Businesses in preferred areas and industries would pay discounted corporate tax rates of only 18% under a new Finance Ministry proposal.

The plan will be discussed by the committee for amending the investments law, which is scheduled to meet for the first time this week. It was set up by the Industry and Trade Ministry and the Finance Ministry.

The proposal aims to create incentives to invest in the country's outskirts and in specific sectors to be determined by the government. These industries may include biotechnology and technology designed to make industry more efficient.

The proposal is not related to Prime Minister Benjamin Netanyahu's overall tax reform, which calls for corporate tax to be reduced from the current 24% to 18% by 2016 in order to encourage growth. The Finance Ministry objects to this.

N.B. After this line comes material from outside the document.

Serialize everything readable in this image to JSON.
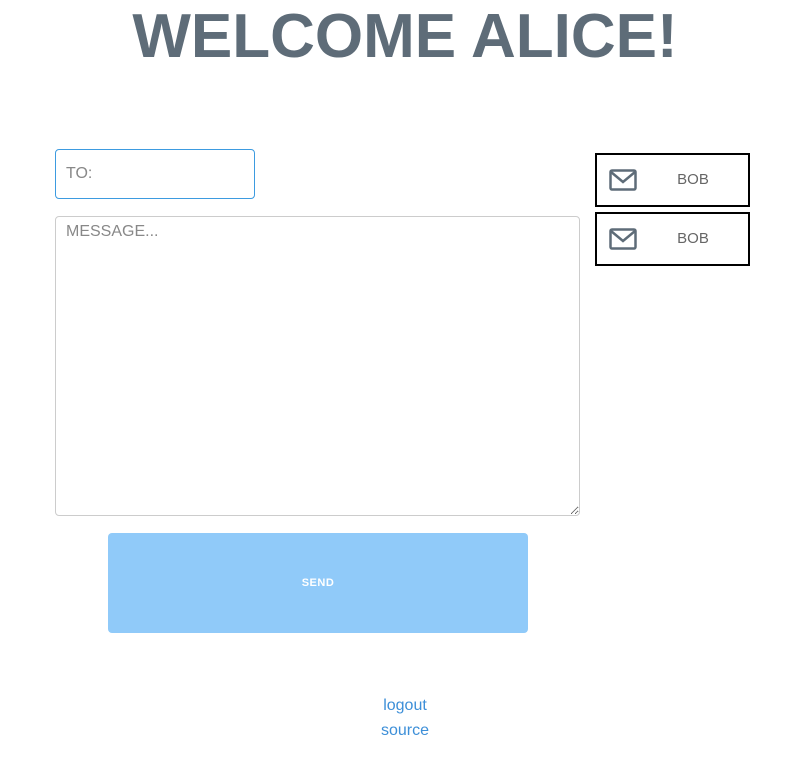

The head of the National Economic Council, Hebrew University Prof. Eugene Kandel, praised the creation of the committee. The council advises the prime minister on economic matters.

"It's clear to everyone that the circumstances have changed since the law was first passed," he told TheMarker. "Therefore we must examine whether the tools used in the past suit the current situation, or whether we need new tools. The goals now include creating jobs, enabling corporate credit and increasing productivity, mainly in traditional industries."

The law's original goals included encouraging foreign investment and the construction of factories in peripheral areas in order to create stable jobs. These needs have been met.